It's a war, so let's fight it

 

Last updated 7/15/2020 at 7:36am



In the 20 years it took for the United States to dig itself in, then out, of Southeast Asia in the Vietnam War, more than 58,000 American military personnel died.

In the last 173 days, an invisible enemy has killed more than 135,000 Americans — two-and-a-third times as many as the Vietcong killed in 20 years — and has sickened 3.2 million more.

For many of us, the coronavirus pandemic seems an extreme inconvenience. But if we don’t decide on a united effort, it will be far worse for far more, and quickly.
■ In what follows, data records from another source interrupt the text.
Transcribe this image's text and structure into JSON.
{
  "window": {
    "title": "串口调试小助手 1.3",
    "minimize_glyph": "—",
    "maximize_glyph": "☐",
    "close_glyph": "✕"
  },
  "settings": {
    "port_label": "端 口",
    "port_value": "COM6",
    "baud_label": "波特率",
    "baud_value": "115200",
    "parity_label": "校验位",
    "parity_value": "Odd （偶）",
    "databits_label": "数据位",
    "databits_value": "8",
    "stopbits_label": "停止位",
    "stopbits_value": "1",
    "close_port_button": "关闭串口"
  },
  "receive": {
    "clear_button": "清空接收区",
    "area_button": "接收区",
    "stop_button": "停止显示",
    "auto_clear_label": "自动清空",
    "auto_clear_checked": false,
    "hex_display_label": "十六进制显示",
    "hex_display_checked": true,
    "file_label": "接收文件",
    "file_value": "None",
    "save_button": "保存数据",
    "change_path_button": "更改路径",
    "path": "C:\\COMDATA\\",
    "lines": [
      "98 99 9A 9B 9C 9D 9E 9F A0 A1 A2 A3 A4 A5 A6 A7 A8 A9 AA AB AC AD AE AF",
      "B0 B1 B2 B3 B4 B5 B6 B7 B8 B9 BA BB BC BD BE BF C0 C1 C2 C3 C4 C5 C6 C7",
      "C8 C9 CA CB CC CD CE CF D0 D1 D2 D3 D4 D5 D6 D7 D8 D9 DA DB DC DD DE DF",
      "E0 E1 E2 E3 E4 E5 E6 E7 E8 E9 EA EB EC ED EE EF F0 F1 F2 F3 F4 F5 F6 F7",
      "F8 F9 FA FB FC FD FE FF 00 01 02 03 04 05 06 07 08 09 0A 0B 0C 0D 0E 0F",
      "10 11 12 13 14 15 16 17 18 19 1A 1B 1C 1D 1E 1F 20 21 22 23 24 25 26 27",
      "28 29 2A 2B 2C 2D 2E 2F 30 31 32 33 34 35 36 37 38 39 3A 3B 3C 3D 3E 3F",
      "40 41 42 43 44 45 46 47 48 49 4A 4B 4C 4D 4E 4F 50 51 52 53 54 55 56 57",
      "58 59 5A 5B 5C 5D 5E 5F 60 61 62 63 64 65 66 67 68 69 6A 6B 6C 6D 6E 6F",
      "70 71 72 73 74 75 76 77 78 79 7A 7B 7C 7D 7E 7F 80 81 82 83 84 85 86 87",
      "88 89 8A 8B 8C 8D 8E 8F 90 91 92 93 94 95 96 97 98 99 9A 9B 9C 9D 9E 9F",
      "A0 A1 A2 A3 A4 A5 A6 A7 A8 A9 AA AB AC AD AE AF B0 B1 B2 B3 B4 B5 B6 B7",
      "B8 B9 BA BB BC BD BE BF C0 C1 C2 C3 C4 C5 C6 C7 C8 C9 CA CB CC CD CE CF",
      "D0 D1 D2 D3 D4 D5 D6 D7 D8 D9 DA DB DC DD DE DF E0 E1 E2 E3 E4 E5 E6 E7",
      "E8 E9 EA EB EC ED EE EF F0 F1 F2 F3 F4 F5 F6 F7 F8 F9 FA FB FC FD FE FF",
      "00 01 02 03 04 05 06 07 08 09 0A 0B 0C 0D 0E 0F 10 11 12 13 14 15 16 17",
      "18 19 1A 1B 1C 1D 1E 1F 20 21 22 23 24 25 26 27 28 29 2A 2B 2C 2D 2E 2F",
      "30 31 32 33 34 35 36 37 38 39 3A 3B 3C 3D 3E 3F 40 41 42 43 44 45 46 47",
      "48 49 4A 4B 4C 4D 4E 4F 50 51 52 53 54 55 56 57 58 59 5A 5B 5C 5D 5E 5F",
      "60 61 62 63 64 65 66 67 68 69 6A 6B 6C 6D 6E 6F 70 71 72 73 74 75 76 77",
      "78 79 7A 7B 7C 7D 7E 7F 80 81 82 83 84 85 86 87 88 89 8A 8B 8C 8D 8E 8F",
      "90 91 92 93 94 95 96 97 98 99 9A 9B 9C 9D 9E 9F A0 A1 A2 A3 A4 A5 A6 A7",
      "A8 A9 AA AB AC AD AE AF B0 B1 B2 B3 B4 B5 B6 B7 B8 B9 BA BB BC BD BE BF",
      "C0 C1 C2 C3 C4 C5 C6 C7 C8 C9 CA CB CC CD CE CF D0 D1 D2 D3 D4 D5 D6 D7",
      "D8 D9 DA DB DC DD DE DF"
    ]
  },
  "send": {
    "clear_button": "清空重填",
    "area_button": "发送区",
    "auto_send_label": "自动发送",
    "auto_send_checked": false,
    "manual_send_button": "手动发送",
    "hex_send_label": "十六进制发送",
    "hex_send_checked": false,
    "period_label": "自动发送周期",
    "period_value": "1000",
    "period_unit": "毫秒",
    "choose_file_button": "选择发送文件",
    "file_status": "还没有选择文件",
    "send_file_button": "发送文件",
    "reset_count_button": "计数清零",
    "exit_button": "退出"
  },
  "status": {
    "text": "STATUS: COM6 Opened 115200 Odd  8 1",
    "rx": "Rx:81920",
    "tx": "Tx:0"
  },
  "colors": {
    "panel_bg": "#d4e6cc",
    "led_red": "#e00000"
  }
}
Some are calling for another complete lockdown. Some say it’s now too late for that, and that many more will die at an even more horrible rate.

One thing is clear amidst all of the arguing: if we don’t unite against the invisible enemy, we will lose this war. Already, it not only kills our most vulnerable, and even some who are very healthy, but its “recovered” victims often are far from disease free from a virus that is still not well understood and seems to attack more than our lungs.

It robs even our children who don’t get sick of what can never be replenished — time and learning during crucial, optimum learning years. This will hurt us for generations.

And it’s killing our great engine of commerce, the thing that makes paying for the American way of life possible.

Americans must stop pretending this isn’t as serious as war; it’s far worse. Unite.